The Republican budget represents an all-out attack on unionized workers, eliminating collective bargaining for state workers, unilaterally imposing increases on teachers, and substantially raising the value cut-off for municipal projects, effectively requiring contractors to fire unionized construction workers, and hire low-wage, non-unionized workers.

Circumventing collective bargaining, the Republicans force state workers to accept major reductions in their benefits and major increases in their contributions beginning in 2027.  That action permits the Republicans to assume lower future pension costs, though not agreed upon, and cut the budget’s pension contributions by over a quarter billion dollars.  And if the state employees don’t agree with those terms ten years from now?  The funds would not have been paid in, and workers would have to accept a fait accompli.

The Republican budget also proposes eliminating the Citizens Election Program that provides public funding for state elections.  The program, adopted in the wake of the rampant corruption of Republican governor John Rowland’s administration, was the first in the nation to be passed by a state legislature (Greenwich’s Republican delegation all voted “no”).

CEP has substantially increased the number of candidates running for General Assembly and local offices, and reduced the number of uncontested seats.

While doing away with public financing, Connecticut Republicans propose tripling the amount that corporations may contribute to campaigns, and permitting tens of thousands of dollars of corporate money to seep in through “leadership PAC’s.”   In short, The Republicans are putting our state government up for sale to the highest corporate bidders.

And far from this sweeping budget’s putting Connecticut on a firm fiscal footing, the OFA projects that the state will face an additional $3.5 billion deficit in the next biennium.

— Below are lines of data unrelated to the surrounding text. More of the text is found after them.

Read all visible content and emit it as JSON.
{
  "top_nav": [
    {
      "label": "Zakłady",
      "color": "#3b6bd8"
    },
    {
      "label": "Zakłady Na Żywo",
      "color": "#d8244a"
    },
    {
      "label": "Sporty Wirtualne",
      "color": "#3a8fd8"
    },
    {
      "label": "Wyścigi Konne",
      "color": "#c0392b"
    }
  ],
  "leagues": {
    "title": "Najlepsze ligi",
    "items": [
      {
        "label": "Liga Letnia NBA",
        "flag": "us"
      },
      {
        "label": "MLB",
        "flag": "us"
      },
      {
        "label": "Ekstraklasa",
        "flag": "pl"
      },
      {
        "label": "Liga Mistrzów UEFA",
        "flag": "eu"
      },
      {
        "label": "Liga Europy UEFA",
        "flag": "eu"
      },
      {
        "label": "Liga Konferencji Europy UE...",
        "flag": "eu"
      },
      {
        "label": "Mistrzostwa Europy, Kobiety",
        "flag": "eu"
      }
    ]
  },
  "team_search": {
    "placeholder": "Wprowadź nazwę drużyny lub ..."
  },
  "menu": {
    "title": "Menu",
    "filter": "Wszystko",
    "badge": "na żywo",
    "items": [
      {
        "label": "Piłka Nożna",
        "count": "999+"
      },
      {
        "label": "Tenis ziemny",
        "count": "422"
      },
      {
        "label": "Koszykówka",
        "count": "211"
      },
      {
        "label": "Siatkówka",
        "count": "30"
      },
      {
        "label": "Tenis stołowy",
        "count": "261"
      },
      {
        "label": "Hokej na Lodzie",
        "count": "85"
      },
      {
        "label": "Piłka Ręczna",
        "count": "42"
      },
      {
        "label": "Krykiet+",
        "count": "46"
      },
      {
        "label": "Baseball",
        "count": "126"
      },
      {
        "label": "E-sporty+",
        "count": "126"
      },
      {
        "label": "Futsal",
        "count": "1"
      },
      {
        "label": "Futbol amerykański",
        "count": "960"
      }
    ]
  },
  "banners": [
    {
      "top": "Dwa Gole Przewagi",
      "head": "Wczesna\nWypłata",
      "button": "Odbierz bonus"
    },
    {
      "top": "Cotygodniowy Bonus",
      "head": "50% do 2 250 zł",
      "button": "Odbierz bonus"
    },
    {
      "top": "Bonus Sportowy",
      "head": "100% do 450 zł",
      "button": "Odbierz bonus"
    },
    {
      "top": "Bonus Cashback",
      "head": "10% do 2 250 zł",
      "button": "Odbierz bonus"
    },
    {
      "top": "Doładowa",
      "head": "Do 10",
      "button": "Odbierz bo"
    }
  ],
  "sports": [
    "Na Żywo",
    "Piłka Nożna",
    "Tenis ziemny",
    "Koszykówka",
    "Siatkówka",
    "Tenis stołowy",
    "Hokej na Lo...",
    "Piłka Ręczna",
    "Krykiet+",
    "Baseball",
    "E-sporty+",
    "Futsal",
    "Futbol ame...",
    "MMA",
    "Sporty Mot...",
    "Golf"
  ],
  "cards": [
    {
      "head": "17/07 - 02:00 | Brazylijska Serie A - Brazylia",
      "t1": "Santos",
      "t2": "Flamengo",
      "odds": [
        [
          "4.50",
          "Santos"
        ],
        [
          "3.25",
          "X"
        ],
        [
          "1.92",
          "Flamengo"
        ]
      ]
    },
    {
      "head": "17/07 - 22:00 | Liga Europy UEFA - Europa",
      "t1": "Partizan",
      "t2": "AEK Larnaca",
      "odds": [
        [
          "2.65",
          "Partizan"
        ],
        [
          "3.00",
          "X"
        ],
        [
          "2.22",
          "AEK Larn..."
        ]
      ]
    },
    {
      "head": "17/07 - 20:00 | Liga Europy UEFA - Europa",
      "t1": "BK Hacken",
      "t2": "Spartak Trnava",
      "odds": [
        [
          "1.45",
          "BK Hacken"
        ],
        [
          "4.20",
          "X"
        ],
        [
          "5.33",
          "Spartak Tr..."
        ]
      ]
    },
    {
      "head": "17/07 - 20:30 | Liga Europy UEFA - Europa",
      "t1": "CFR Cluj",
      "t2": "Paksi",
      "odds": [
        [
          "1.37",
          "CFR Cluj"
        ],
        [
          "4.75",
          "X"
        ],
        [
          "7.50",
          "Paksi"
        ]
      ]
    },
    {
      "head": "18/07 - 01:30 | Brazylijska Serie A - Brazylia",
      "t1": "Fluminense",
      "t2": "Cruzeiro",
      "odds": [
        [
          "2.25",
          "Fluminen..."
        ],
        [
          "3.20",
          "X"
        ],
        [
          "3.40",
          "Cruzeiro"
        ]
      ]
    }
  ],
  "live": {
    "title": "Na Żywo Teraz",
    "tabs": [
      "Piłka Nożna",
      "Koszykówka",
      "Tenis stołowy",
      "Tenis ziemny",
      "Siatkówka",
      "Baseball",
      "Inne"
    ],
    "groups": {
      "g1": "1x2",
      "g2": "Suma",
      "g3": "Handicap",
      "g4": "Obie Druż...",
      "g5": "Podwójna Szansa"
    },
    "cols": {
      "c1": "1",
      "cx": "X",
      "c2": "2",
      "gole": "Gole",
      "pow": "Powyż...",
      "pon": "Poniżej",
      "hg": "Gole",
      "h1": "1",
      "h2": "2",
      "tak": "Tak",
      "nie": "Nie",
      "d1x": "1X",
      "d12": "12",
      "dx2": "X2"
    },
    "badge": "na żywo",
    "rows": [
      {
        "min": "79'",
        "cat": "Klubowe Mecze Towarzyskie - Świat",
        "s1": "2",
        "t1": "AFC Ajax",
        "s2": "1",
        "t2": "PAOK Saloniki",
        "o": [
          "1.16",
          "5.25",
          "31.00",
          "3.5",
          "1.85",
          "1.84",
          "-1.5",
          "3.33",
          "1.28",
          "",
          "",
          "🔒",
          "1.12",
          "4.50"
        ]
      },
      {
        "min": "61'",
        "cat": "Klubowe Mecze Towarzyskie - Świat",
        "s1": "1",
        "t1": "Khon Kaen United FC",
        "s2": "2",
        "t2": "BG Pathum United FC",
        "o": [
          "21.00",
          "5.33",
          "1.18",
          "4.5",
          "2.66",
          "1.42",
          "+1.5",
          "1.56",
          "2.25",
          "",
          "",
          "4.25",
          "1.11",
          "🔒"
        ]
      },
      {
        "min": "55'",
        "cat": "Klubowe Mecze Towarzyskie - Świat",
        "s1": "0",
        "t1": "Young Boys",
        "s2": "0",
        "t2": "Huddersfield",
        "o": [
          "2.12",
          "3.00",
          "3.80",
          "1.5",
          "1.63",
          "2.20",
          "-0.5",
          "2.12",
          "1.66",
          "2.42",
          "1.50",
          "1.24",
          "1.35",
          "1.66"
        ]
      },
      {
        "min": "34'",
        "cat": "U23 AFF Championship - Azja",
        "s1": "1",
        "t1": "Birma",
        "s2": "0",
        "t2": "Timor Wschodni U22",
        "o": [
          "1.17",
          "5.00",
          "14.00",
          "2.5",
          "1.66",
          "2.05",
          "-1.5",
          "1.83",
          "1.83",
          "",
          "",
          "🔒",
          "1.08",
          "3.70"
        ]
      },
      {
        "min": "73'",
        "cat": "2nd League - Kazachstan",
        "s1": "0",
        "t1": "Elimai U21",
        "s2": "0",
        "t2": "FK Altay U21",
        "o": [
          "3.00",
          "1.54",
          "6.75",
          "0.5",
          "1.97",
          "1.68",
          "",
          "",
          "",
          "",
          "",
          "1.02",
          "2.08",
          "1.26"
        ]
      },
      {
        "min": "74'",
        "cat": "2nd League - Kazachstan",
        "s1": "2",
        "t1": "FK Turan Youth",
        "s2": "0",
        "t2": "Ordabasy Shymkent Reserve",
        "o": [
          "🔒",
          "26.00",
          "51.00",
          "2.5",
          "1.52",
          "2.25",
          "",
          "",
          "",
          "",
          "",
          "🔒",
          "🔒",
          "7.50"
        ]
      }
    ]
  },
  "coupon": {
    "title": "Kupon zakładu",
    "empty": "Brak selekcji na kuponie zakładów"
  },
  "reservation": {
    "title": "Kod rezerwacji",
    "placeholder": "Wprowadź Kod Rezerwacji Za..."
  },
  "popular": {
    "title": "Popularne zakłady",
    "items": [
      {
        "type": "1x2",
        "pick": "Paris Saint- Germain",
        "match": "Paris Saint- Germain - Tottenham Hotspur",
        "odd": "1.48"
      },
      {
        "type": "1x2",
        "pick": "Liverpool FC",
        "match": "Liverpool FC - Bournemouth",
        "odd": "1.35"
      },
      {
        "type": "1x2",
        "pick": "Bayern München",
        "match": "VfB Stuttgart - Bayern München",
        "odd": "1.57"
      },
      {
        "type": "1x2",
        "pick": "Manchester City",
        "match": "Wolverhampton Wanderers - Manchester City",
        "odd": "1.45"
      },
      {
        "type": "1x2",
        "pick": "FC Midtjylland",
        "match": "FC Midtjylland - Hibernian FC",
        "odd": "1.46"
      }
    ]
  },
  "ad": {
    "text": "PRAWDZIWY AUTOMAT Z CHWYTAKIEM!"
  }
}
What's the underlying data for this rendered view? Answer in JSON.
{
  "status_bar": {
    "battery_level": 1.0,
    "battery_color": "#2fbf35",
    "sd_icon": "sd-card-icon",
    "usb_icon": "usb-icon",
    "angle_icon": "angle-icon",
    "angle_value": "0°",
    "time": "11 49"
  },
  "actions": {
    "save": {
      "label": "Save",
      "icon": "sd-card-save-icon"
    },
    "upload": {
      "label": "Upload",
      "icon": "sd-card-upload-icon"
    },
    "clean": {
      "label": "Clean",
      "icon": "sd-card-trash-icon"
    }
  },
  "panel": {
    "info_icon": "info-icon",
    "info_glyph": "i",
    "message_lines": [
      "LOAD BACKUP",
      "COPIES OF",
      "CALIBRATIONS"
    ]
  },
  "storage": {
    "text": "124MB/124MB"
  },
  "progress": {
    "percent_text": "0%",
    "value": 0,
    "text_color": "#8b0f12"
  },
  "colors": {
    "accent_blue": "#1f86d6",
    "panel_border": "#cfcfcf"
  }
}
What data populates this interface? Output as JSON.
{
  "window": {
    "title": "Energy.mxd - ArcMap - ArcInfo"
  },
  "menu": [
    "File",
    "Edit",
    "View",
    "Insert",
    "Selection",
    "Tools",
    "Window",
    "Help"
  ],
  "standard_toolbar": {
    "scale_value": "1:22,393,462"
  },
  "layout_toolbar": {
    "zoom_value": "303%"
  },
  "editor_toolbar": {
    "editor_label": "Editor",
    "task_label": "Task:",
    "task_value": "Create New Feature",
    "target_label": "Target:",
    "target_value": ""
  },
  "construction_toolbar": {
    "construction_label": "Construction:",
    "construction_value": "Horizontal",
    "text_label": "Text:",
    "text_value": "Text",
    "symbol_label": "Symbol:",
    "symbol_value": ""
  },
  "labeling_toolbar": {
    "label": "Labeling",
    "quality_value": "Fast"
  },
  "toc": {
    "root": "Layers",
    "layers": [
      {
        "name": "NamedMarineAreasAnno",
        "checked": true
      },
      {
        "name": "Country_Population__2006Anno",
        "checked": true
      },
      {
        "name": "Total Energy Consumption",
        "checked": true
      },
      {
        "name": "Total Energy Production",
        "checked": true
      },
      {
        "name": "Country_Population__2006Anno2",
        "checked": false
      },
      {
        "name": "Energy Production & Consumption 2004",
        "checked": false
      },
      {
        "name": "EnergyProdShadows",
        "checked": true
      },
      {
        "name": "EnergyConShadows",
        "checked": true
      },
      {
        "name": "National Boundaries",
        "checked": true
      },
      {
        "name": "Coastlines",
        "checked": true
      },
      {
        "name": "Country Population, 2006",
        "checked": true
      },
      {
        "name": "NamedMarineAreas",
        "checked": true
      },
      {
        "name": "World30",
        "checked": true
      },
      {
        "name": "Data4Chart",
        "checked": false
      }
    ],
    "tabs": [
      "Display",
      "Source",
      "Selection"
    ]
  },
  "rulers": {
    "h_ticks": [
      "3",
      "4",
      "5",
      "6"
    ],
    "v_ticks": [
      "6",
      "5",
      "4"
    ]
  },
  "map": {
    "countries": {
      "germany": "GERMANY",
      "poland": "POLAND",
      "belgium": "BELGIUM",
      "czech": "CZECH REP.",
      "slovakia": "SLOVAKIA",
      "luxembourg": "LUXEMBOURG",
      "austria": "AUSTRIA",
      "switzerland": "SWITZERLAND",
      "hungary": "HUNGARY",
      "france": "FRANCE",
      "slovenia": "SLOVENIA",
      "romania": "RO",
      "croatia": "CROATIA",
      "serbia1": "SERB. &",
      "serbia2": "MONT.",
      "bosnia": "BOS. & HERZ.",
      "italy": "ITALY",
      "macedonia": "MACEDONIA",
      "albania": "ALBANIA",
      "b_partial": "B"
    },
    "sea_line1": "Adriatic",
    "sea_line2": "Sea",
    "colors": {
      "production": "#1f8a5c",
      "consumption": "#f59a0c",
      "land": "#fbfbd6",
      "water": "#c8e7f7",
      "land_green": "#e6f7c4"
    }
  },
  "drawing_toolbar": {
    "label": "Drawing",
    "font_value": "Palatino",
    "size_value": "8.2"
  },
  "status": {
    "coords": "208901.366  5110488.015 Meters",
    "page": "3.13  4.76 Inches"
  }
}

Greenwich Sentinel claims that those who supported this fiscal cruelty “displayed the virtues talked about” in the movie “Mr Smith Goes to Washington.”  On the contrary, a real Mr. Smith would stand and fight with all his strength against this cruel Republican budget that punishes Connecticut’s working poor, attacks labor rights, increases taxes on school teachers, and charges poor expectant mothers more for healthcare, all the while refusing to ask the wealthiest members of our society to pay a single penny more.

Signing this bill into law would prove no “profile in courage,” as Greenwich Sentinel contends.  On the contrary, Governor Malloy’s stand against this immoral budget will endure as the real profile in courage.